12. The similarities between the communist period and the Confucian era are more striking than the differences

Synopsis

For over two hundred years we have lived in a western-made world, one where the very notion of being modern was synonymous with being western. The book argues that the twenty-first century will be different: with the rise of increasingly powerful non-Western countries, the west will no longer be dominant and there will be many ways of being modern. In this new era of ‘contested modernity’ the central player will be China.

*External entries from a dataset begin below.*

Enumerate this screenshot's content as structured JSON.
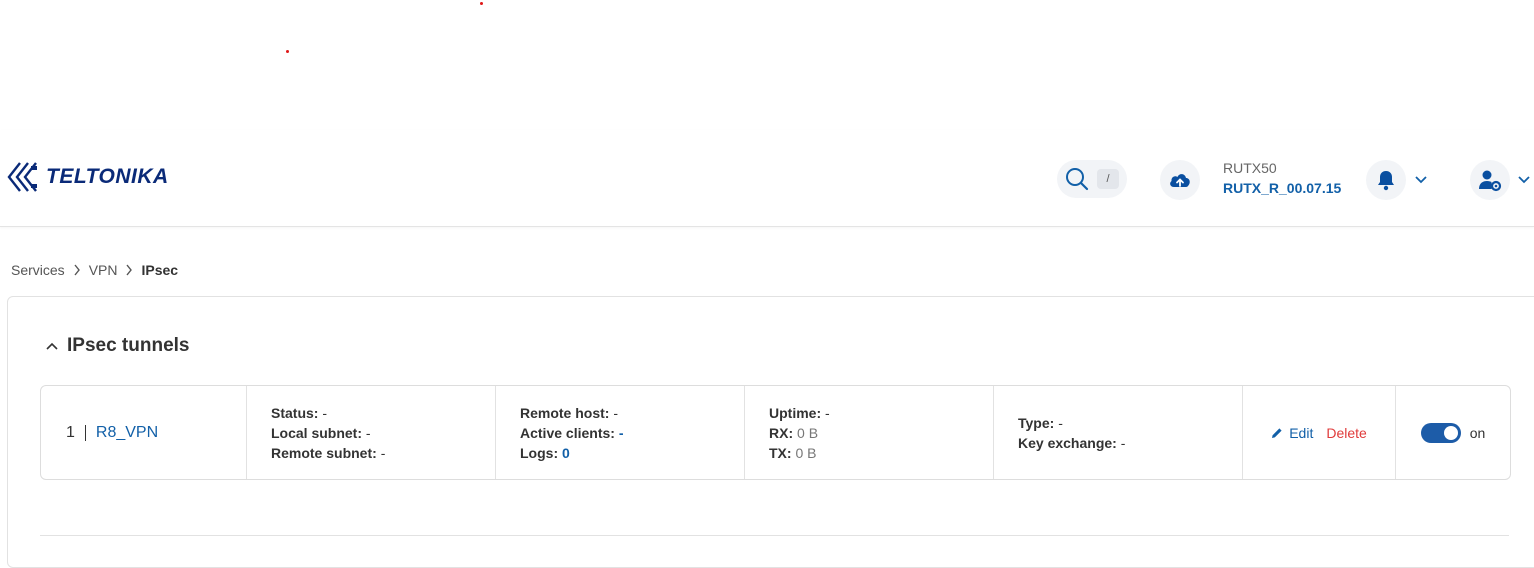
{
  "brand": {
    "name": "TELTONIKA"
  },
  "search": {
    "shortcut": "/"
  },
  "device": {
    "model": "RUTX50",
    "firmware": "RUTX_R_00.07.15"
  },
  "breadcrumb": [
    "Services",
    "VPN",
    "IPsec"
  ],
  "section": {
    "title": "IPsec tunnels"
  },
  "tunnel": {
    "index": "1",
    "name": "R8_VPN",
    "status_label": "Status:",
    "status_value": "-",
    "local_subnet_label": "Local subnet:",
    "local_subnet_value": "-",
    "remote_subnet_label": "Remote subnet:",
    "remote_subnet_value": "-",
    "remote_host_label": "Remote host:",
    "remote_host_value": "-",
    "active_clients_label": "Active clients:",
    "active_clients_value": "-",
    "logs_label": "Logs:",
    "logs_value": "0",
    "uptime_label": "Uptime:",
    "uptime_value": "-",
    "rx_label": "RX:",
    "rx_value": "0 B",
    "tx_label": "TX:",
    "tx_value": "0 B",
    "type_label": "Type:",
    "type_value": "-",
    "key_exchange_label": "Key exchange:",
    "key_exchange_value": "-",
    "edit_label": "Edit",
    "delete_label": "Delete",
    "enabled_label": "on"
  },
  "colors": {
    "brand": "#0a2a78",
    "link": "#1260a8",
    "danger": "#e03b3b",
    "toggle_on": "#1d5ca8"
  }
}
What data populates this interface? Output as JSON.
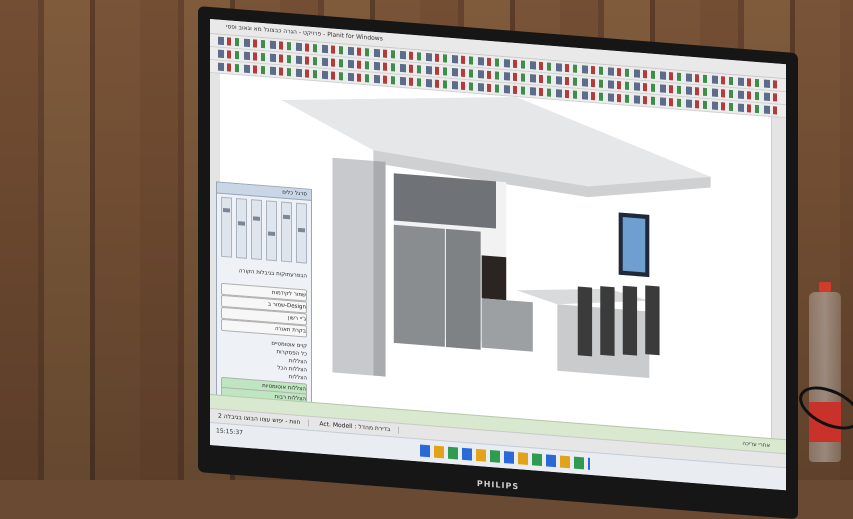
{
  "window": {
    "title": "‏פרויקט - הגרה כבצוגל מא וגאוב ופסי - Planit for Windows"
  },
  "viewport": {
    "colors": {
      "ceiling": "#e9e9e9",
      "wall": "#f6f6f6",
      "cabinet_dark": "#6f7276",
      "fridge": "#8a8d90",
      "pillar": "#c7c9cc"
    }
  },
  "side_panel": {
    "title": "סרגל כלים",
    "checkbox_option": "הבפרעתוקות בגיבלות הקורה",
    "rows": [
      "שמור לקידמות",
      "שמור ב-Design",
      "ג'יי רשון",
      "בקרת תאורה"
    ],
    "check_options": [
      "קוים אוטומטיים",
      "כל הפסקרות",
      "הצללות",
      "הצללות הכל",
      "הצללות"
    ],
    "green_buttons": [
      "הצללות אוטומטיות",
      "הצללות רבות"
    ]
  },
  "status_bar": {
    "text": "אחרי עריכה"
  },
  "tabs": [
    "2 חוות - יפוש עצוו הבוצו בגיבלה",
    "Act. Modell : בדירת מהדל"
  ],
  "taskbar": {
    "time": "15:15:37"
  },
  "monitor": {
    "brand": "PHILIPS"
  }
}
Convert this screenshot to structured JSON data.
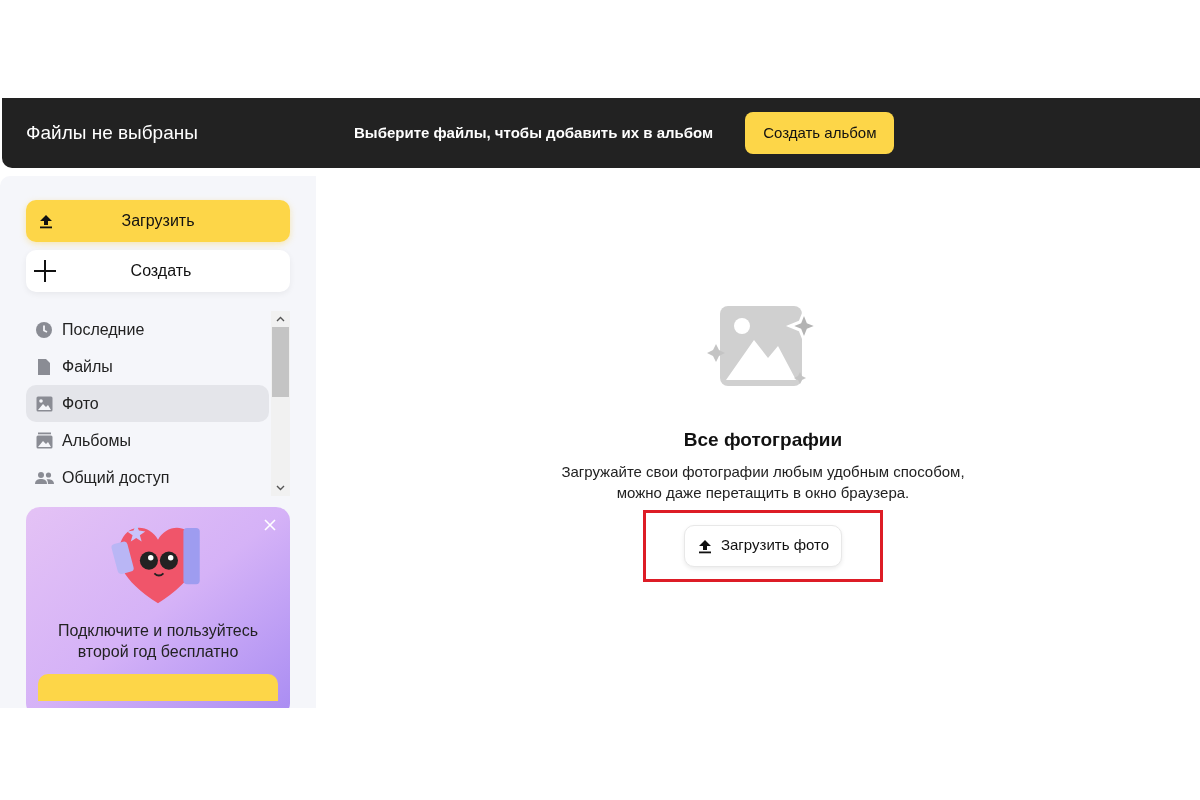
{
  "header": {
    "title": "Файлы не выбраны",
    "hint": "Выберите файлы, чтобы добавить их в альбом",
    "button": "Создать альбом"
  },
  "sidebar": {
    "upload_button": "Загрузить",
    "create_button": "Создать",
    "items": [
      {
        "label": "Последние",
        "kind": "clock",
        "selected": false
      },
      {
        "label": "Файлы",
        "kind": "file",
        "selected": false
      },
      {
        "label": "Фото",
        "kind": "photo",
        "selected": true
      },
      {
        "label": "Альбомы",
        "kind": "album",
        "selected": false
      },
      {
        "label": "Общий доступ",
        "kind": "shared",
        "selected": false
      }
    ],
    "promo": {
      "text": "Подключите и пользуйтесь второй год бесплатно"
    }
  },
  "empty_state": {
    "title": "Все фотографии",
    "description": "Загружайте свои фотографии любым удобным способом, можно даже перетащить в окно браузера.",
    "button": "Загрузить фото",
    "highlighted": true
  }
}
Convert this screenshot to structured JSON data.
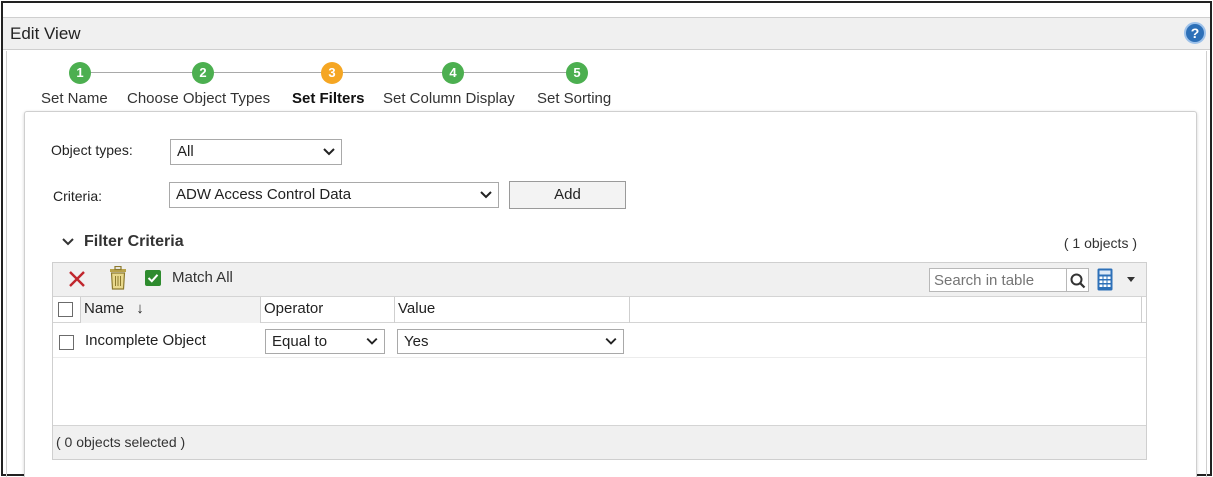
{
  "window": {
    "title": "Edit View"
  },
  "wizard": {
    "steps": [
      {
        "number": "1",
        "label": "Set Name",
        "state": "done"
      },
      {
        "number": "2",
        "label": "Choose Object Types",
        "state": "done"
      },
      {
        "number": "3",
        "label": "Set Filters",
        "state": "active"
      },
      {
        "number": "4",
        "label": "Set Column Display",
        "state": "done"
      },
      {
        "number": "5",
        "label": "Set Sorting",
        "state": "done"
      }
    ],
    "colors": {
      "done": "#4caf50",
      "active": "#f5a623"
    }
  },
  "form": {
    "object_types_label": "Object types:",
    "object_types_value": "All",
    "criteria_label": "Criteria:",
    "criteria_value": "ADW Access Control Data",
    "add_label": "Add"
  },
  "filter_section": {
    "title": "Filter Criteria",
    "count": "( 1 objects )",
    "toolbar": {
      "match_all_label": "Match All",
      "search_placeholder": "Search in table"
    },
    "columns": [
      "Name",
      "Operator",
      "Value"
    ],
    "sort_indicator": "↓",
    "rows": [
      {
        "name": "Incomplete Object",
        "operator": "Equal to",
        "value": "Yes"
      }
    ],
    "footer": "( 0 objects selected )"
  }
}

Martin Jacques argues that far from becoming a western-style society, China will remain highly distinctive. It is already having a far-reaching and much-discussed economic impact, but its political and cultural influence, which has hitherto been greatly neglected, will be at least as significant. Continental in size and mentality, and accounting for one fifth of humanity, China is not even a conventional nation-state but a ‘civilization-state’ whose imperatives, priorities and values are quite different. As it rapidly reassumes its traditional place at the centre of East Asia, the old tributary system will resurface in a modern form, contemporary ideas of racial hierarchy will be redrawn and China’s ages-old sense of superiority will reassert itself. China’s rise signals the end of the global dominance of the west and the emergence of a world which it will come to shape in a host of different ways and which will become increasingly disconcerting and unfamiliar to those who live in the west.